Drug Resistance or Tolerance: Overexpression of transcription-linked DNA repair, multidrug resistance, MRP (Multidrug Resistance-associated Proteins) transporter family, breast cancer resistance protein, increased glutathione peroxidase activity, decreased activity or mutation of topoisomerase II, and enhanced ability to repair DNA strand breaks.

Pharmacokinetics

Absorption: IV administration of 60-75 mg/m2 as a single rapid IV infusion that is repeated after 21 days. Doxil (liposomal form) is given by IV in a dose of 20 mg/m2 over 60 mins every 3 weeks for treatment of AIDS-related Kaposi sarcoma, 50 mg/m2 every 4 weeks for ovarian cancer, and 30 mg/m2 on day 4 of each 21-day cycle for multiple myeloma (in combination with Bortezomib). Distribution: Rapidly enters heart, kidneys, lungs, liver, and spleen. Does not cross bloodbrain barrier.

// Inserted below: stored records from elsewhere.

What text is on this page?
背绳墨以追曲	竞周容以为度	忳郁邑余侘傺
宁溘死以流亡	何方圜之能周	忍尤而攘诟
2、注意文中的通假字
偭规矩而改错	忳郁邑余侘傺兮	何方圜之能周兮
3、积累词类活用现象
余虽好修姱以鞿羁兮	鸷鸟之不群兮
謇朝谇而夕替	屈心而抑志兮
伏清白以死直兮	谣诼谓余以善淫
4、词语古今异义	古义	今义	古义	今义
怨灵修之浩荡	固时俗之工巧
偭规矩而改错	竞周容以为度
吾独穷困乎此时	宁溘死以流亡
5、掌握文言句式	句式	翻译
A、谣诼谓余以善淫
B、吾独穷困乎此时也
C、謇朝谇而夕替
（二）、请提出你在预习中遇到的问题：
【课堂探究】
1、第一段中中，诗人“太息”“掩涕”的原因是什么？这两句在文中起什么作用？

Elimination: t1/2 of 30 hours. Eliminated by metabolic conversion to a variety of aglycones and other inactive products. Biliary excretion. Delayed in presence of hepatic dysfunction.

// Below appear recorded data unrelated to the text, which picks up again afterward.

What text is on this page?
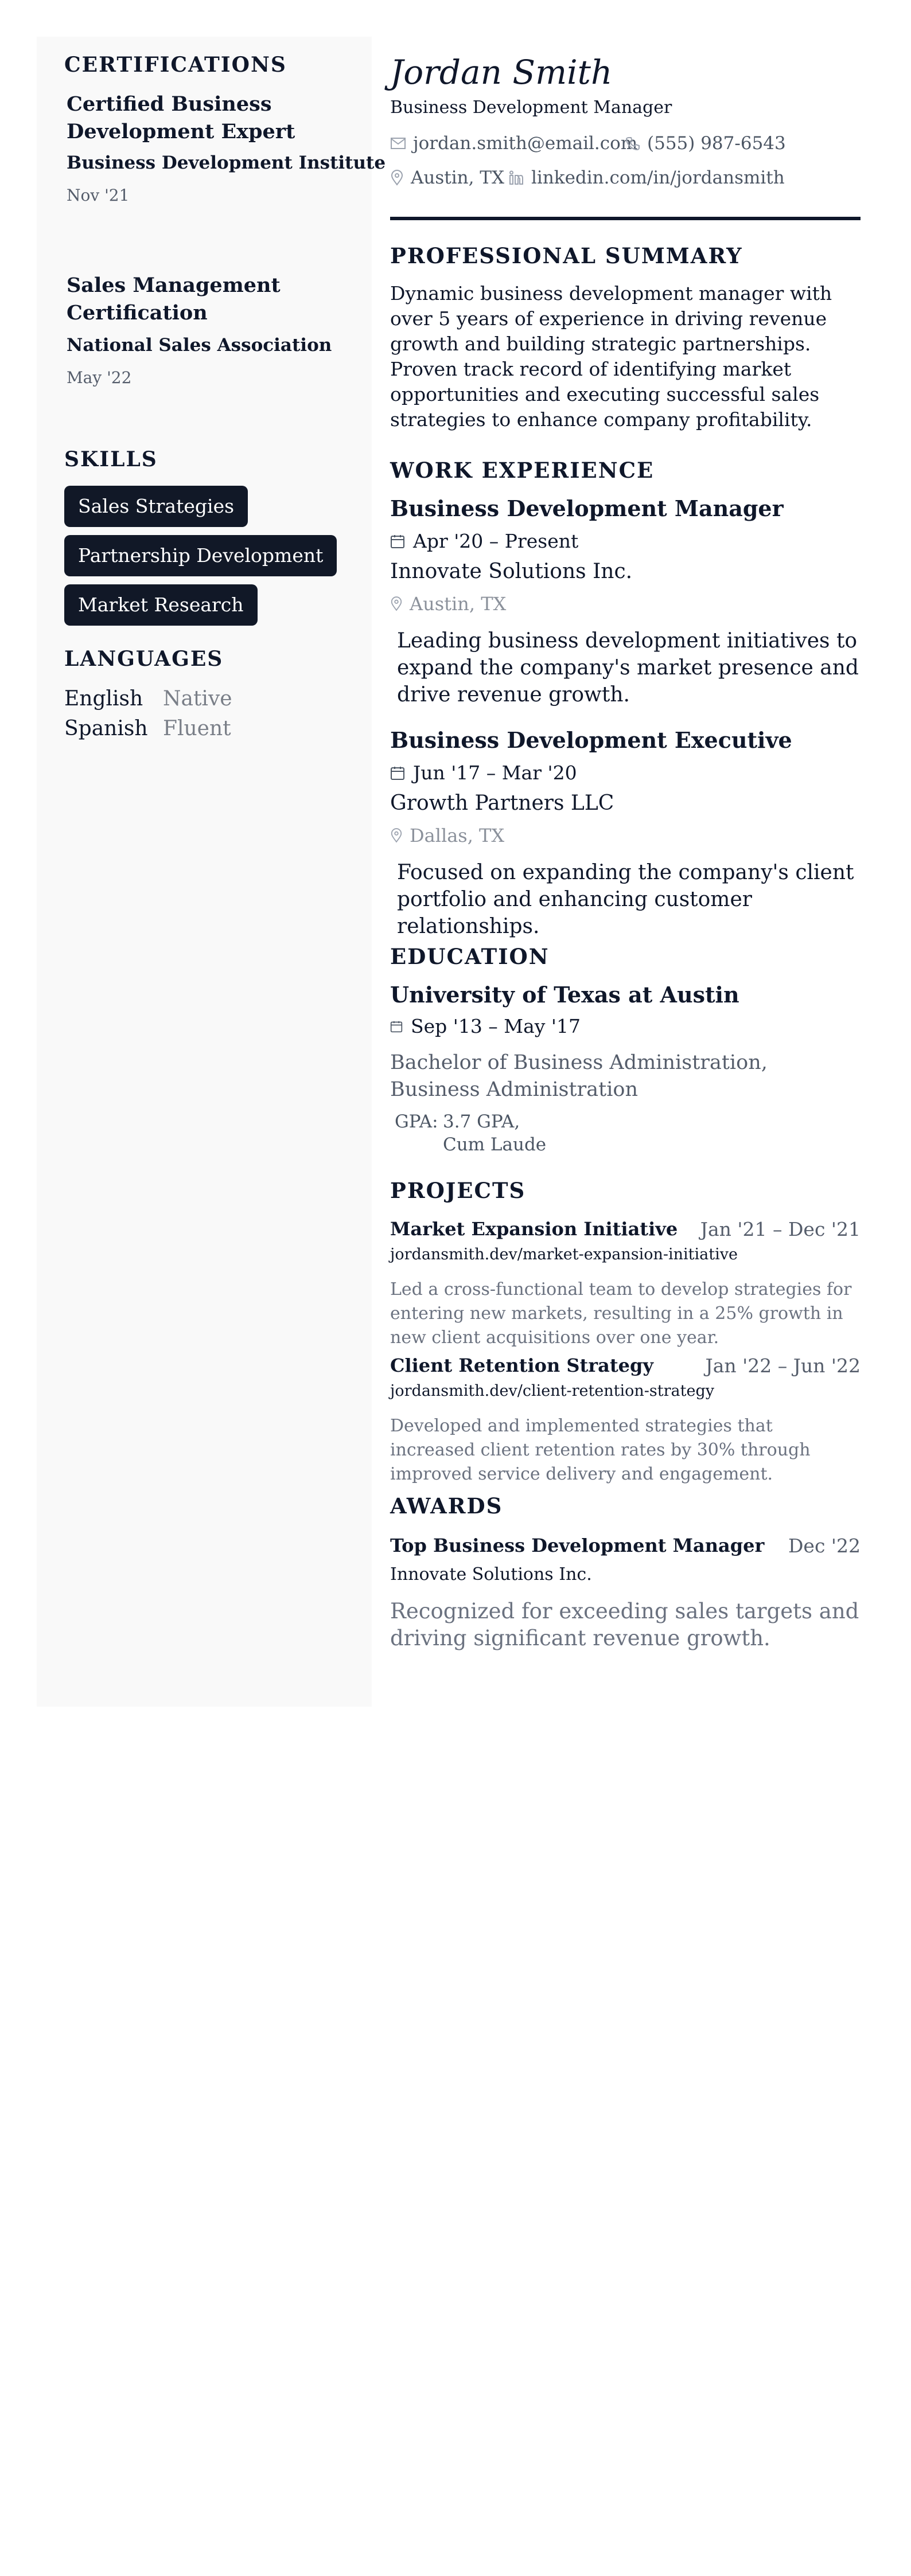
CERTIFICATIONS
Certified Business Development Expert
Business Development Institute
Nov '21
Sales Management Certification
National Sales Association
May '22
SKILLS
Sales Strategies
Partnership Development
Market Research
LANGUAGES
English Native
Spanish Fluent
Jordan Smith
Business Development Manager
jordan.smith@email.com (555) 987-6543
Austin, TX linkedin.com/in/jordansmith
PROFESSIONAL SUMMARY
Dynamic business development manager with over 5 years of experience in driving revenue growth and building strategic partnerships. Proven track record of identifying market opportunities and executing successful sales strategies to enhance company profitability.
WORK EXPERIENCE
Business Development Manager
Apr '20 – Present
Innovate Solutions Inc.
Austin, TX
Leading business development initiatives to expand the company's market presence and drive revenue growth.
Business Development Executive
Jun '17 – Mar '20
Growth Partners LLC
Dallas, TX
Focused on expanding the company's client portfolio and enhancing customer relationships.
EDUCATION
University of Texas at Austin
Sep '13 – May '17
Bachelor of Business Administration, Business Administration
GPA: 3.7 GPA, Cum Laude
PROJECTS
Market Expansion Initiative Jan '21 – Dec '21
jordansmith.dev/market-expansion-initiative
Led a cross-functional team to develop strategies for entering new markets, resulting in a 25% growth in new client acquisitions over one year.
Client Retention Strategy	Jan '22 – Jun '22
jordansmith.dev/client-retention-strategy
Developed and implemented strategies that increased client retention rates by 30% through improved service delivery and engagement.
AWARDS
Top Business Development Manager Dec '22
Innovate Solutions Inc.
Recognized for exceeding sales targets and driving significant revenue growth.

Metabolism: All anthracyclines are converted to an active alcohol intermediate.

Adverse Side Effects/Toxicity: High doses associated with cardiac toxicity subsequent to free radical generation (protection against via iron chelators [Dexrazoxane]), bone marrow suppression, leukopenia, thrombocytopenia, anemia, stomatitis, mucositis, diarrhea, alopecia, and severe local toxicity in irradiated tissues. Two forms of cardiomyopathy: acute (abnormal electrocardiographic changes) and chronic (dose-related, congestive heart failure). Avoid extravasation. Drug Interactions:

Therapeutic uses: Multiple myeloma, ovarian cancer, AIDS-related Kaposi sarcoma, malignant lymphomas (in combination with cyclophosphamide and vinca alkaloids), adjuvant and metastatic carcinoma of the breast, and other human solid tumors

Miscellaneous: Derived from Streptomyces peucetius var. caesius. May impart red color to urine.